Soyons dionysiaques : célébrons la vie !

La grande santé, c’est accueillir cette multiplicité qui nous compose, accueillir la contradiction, en un mot : le tragique de l’existence. Trop souvent, nous voulons le bien sans le mal, la lumière sans les ténèbres… Le dieu grec Dionysos symbolise pour Nietzsche l’homme qui accueille inconditionnellement, en lui comme hors de lui, les polarités opposées : le bien et le mal, la vie et la mort, la création et la destruction… Au-delà de ces polarités s’offre la joie tragique, celle de la lucidité et du oui à la vie.

Redevenons enfants

Amor fati : amour de la destinée. Cette expression issue du stoïcisme n’invite pas à la résignation, mais à une acceptation joyeuse : « Je veux apprendre toujours plus à voir dans la nécessité des choses, le beau : je serai ainsi un de ceux qui embellissent les choses.

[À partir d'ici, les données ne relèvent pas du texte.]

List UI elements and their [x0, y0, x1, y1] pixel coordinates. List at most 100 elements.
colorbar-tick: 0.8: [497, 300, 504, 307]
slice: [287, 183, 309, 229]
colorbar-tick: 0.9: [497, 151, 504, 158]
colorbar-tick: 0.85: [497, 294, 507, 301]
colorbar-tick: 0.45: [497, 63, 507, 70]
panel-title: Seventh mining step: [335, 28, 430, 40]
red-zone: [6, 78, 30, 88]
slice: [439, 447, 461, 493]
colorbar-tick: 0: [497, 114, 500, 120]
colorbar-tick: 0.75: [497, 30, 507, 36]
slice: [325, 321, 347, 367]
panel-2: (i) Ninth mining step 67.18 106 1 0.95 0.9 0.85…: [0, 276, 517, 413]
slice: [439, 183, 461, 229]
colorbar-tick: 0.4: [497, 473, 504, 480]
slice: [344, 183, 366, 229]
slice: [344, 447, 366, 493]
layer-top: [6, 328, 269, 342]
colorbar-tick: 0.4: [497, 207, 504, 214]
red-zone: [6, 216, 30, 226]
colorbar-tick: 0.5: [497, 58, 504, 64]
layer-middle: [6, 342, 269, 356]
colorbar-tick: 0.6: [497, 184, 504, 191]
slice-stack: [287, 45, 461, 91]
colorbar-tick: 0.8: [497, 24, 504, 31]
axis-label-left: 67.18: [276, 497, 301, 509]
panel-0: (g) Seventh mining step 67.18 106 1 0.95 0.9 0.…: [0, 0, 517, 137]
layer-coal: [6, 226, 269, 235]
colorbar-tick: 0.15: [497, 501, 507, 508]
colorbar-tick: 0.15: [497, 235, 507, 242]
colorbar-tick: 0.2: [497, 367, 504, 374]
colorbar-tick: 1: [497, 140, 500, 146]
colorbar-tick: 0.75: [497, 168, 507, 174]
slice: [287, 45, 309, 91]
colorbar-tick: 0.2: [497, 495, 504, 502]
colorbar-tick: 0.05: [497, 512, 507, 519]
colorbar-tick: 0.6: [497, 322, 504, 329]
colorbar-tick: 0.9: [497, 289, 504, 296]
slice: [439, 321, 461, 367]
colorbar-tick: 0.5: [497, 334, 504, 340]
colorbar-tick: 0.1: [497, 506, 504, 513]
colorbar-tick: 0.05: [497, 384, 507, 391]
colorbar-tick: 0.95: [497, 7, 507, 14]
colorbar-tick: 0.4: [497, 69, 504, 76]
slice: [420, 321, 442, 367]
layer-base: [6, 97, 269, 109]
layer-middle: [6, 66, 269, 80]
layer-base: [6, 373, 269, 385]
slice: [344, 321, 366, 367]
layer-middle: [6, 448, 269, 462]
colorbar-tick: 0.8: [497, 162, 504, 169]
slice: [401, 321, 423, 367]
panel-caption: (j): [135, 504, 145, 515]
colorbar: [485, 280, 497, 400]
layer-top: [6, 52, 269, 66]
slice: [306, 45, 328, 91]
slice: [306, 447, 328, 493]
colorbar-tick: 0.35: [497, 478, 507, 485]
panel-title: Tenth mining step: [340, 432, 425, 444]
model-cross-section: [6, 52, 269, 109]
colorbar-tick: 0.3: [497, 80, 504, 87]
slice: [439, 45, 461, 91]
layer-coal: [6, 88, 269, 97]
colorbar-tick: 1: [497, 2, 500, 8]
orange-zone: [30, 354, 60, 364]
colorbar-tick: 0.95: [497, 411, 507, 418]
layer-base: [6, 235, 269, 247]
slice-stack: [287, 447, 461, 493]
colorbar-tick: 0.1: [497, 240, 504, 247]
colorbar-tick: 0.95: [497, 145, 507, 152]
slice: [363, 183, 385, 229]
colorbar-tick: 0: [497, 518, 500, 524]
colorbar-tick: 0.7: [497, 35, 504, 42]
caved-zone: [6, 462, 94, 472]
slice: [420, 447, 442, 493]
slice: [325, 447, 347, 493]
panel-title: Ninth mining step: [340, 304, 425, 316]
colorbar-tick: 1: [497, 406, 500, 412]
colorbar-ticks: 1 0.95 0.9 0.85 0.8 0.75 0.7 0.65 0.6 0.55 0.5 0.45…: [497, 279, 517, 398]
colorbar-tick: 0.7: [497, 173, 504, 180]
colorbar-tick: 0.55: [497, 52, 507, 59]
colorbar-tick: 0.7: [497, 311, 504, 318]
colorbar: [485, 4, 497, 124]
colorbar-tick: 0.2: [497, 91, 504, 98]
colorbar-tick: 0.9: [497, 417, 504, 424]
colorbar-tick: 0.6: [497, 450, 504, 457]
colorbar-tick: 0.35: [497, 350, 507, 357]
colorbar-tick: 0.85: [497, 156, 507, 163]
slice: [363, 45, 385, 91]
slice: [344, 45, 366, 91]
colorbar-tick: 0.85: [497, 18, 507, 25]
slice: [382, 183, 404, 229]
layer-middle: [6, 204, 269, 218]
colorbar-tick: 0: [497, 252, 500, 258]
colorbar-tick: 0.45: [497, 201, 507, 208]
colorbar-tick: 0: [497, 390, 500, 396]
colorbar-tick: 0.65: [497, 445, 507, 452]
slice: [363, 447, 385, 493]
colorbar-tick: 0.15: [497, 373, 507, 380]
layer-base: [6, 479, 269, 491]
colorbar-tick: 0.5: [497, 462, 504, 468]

Je ne veux pas faire la guerre au laid. Je ne veux pas accuser, même pas les accusateurs. Que regarder ailleurs soit mon unique négation ! Je veux, en toutes circonstances, n’être plus qu’un homme qui dit oui ! » Telle est la figure du "surhomme" : non la brute blonde encensée par les nazis, mais l’homme dionysiaque, qui a su redevenir enfant : jeu et nouveau commencement.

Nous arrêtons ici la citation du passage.